- Al-Mukhtariya Location within Syria
- Coordinates: 35°34′54″N 35°56′22″E﻿ / ﻿35.58167°N 35.93944°E
- Country: Syria
- Governorate: Latakia
- District: Al-Haffah
- Subdistrict: Al-Haffah
- Time zone: UTC+2 (EET)
- • Summer (DST): UTC+3 (EEST)

= Al-Mukhtariya =

Al-Mukhtariya is a small town in the Latakia Governorate of Syria, primarily inhabited by members of the Alawite community. Historically, Latakia and its surrounding areas have been a stronghold for the Alawite minority, which includes the family of former Syrian President Bashar al-Assad. The region has been central to various conflicts in Syria due to its strategic and symbolic importance.
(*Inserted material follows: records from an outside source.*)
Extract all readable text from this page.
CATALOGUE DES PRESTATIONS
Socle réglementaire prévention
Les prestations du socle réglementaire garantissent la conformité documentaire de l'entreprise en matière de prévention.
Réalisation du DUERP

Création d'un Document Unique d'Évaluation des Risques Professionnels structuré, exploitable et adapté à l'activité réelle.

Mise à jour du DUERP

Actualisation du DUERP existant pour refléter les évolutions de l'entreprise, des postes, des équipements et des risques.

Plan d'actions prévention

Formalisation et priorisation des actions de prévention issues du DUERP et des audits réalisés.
During the Syrian Civil War and its aftermath, Al-Mukhtariya became a site of significant military and political activity. In recent years, particularly after the fall of the Assad regime in December 2024, the town has witnessed heightened tensions and violence. On 7 March 2025, it was one of the locations where mass executions of Alawite men occurred during clashes between the transitional government forces and pro-Assad loyalists. These events highlight the ongoing instability and sectarian challenges in post-Assad Syria.